Question

Refer to the attachment for question

Please solve

Answer 1

HEY THERE!!

Method Of Solution;

$\:2 ( \frac{2x - 1}{x + 3}) - 3( \frac{x + 3}{2x - 1}) \\ \\ \\ \: on \: putting \: \frac{2x - 1}{x + 3} = y \: the \: given \: equation \\ \\ \\ \implies \: 2y - \frac{3}{y} = 5 \\ \\ \\ \\ \implies \: {2y}^{2} - 3 = 5y \\ \\ \implies \: {2y}^{2} - 5y - 3 = 0 \\ \\ \implies \: {2y}^{2} - 6y + y - 3 = 0 \\ \\ \\ \implies \: 2y(y - 3) + (y - 3) = 0 \\ \\ \\ \implies \: (y - 3)(2y + 1) = 0 \\ \\ \implies \: y = 3 \: \: and \: \: y = \frac{ - 1}{2} \\ \\ \\ \: substitute \: y \: in \: equation \\ \\ \\ \\ \\ y = 3 \implies \: \frac{2x - 1}{x + 3} = 3 \\ \\ \implies \: 2x - 1 = 3x + 9 \\ \\ \implies \: - 1 - 9 = 3x - 2x \\ \\ \implies \: x = - 10 \\ \\ \\ \\ \\ \: y = \frac{ - 1}{2} \\ \\ \\ \implies \: \frac{2x - 1}{x + 3} = \frac{ - 1}{2} \\ \\ \\ \implies \: 2(2x - 1) = - 1(x + 3) \\ \\ \implies \: 4x - 2 = - x - 3 \\ \\ \\ \implies \: 4x + x = - 3 + 2 \\ \\ \\ \implies \: 5x = - 1 \\ \\ \\ \implies \: x = \frac{ - 1}{5}$

Thus, -10 and -1/5 are the roots of the given Equation;

Answer 2

Given Equation : $2 \bigg( \dfrac{2x-1}{x+3} \bigg) - 3 \bigg( \dfrac{x+3}{2x+1}\bigg) = 5$

⇒ $2 \bigg( \dfrac{2x-1}{x+3} \times \dfrac{2x+1}{2x+1} \bigg) - 3 \bigg( \dfrac{x+3}{2x+1} \times \dfrac{x+3}{x+3} \bigg)= 5$

Now denominators of both the given fractions is same.

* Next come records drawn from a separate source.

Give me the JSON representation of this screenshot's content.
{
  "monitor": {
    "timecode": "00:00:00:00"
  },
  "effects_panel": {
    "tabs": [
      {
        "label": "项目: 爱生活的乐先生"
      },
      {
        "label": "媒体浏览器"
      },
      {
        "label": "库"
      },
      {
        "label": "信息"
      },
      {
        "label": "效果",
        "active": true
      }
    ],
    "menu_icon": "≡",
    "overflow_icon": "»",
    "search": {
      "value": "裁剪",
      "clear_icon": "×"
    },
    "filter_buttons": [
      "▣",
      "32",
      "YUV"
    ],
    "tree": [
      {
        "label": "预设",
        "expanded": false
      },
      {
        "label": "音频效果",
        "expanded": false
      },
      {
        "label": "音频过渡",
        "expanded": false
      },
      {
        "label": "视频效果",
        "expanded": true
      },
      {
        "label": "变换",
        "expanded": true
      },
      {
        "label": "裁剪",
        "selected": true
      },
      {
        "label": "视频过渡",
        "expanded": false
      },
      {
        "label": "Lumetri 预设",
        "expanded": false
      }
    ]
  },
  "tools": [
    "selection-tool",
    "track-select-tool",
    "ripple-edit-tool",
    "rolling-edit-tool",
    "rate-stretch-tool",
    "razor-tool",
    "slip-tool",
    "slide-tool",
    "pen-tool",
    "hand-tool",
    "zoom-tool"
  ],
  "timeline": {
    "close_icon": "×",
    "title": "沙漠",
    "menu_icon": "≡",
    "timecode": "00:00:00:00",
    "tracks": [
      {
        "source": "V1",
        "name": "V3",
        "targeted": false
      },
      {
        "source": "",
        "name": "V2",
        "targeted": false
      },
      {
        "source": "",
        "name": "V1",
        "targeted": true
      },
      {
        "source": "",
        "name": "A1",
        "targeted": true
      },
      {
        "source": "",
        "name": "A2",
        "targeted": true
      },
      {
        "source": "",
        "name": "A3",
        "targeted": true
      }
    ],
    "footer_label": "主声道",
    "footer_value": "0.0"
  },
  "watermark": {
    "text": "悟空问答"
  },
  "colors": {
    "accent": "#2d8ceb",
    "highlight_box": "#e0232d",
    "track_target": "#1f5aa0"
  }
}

⇒ $2 \bigg(\dfrac{(2x-1)(2x+1)}{(x+3)(2x+1)} \bigg) -3\bigg( \dfrac{(x+3)(x+3)}{(x+3)(2x+1)} \bigg) = 5$

⇒ $\dfrac{2(2x-1)(2x+1)-3(x+3)(x+3)}{(x+3)(2x+1)} = 5$

In numerator  by using ( a - b )( a + b ) = a^2 - b^2, writing ( 2x - 1 )( 2x + 1 ) as ( 2x )^2 - 1^2 ⇒ 4x^2 - 1 and by using ( a + b )( a + b ) = ( a + b )^2 = a^2 + b^2 + 2ab , writing ( x + 3 )( x + 3 ) as x^2 + 9 + 6x.

⇒ $\dfrac{2(4x^{2} - 1 ) - 3( x^2 + 9 + 6x ) }{ x( 2x + 1 ) + 3( 2x + 1 ) } = 5$

⇒ $\dfrac{ 8x^{2}- 2 - 3x^{2} - 27 - 18x }{ 2x^2 + x + 6x + 3}= 5$

⇒ $\dfrac{5x^{2} - 18x - 29}{2x^2 + 7x + 3} = 5$

⇒ 5x^2 - 18x - 29 = 5( 2x^2 + 7x + 3 )

⇒ 5x^2 -  18x - 29 = 10x^2 + 35x + 15

⇒ 0 = 5x^2 + 53x + 44

On comparing the formed equation with ax^2 + bx + c = 0, we get that a = 5 , b = 53 and c = 44.

         By Shridhara Acharyya's method

⇒ x = $\dfrac{-b \pm \sqrt{ b^2 - 4ac}}{2a}$

⇒ $x = \dfrac{-53 \pm \sqrt{ ( 53 )^{2} - 4( 5 \times 44 )}}{2(5)}$

⇒ $x = \dfrac{-53 \pm \sqrt{ 2809 - 880}}{10}$

⇒ $x = \dfrac{-53 \pm \sqrt{1929}}{10}$

Therefore the values of x are $\dfrac{-53 - \sqrt{1929}}{10} \:\:or\:\:\dfrac{-53 + \sqrt{1929}}{10}$ satisfying the given equation.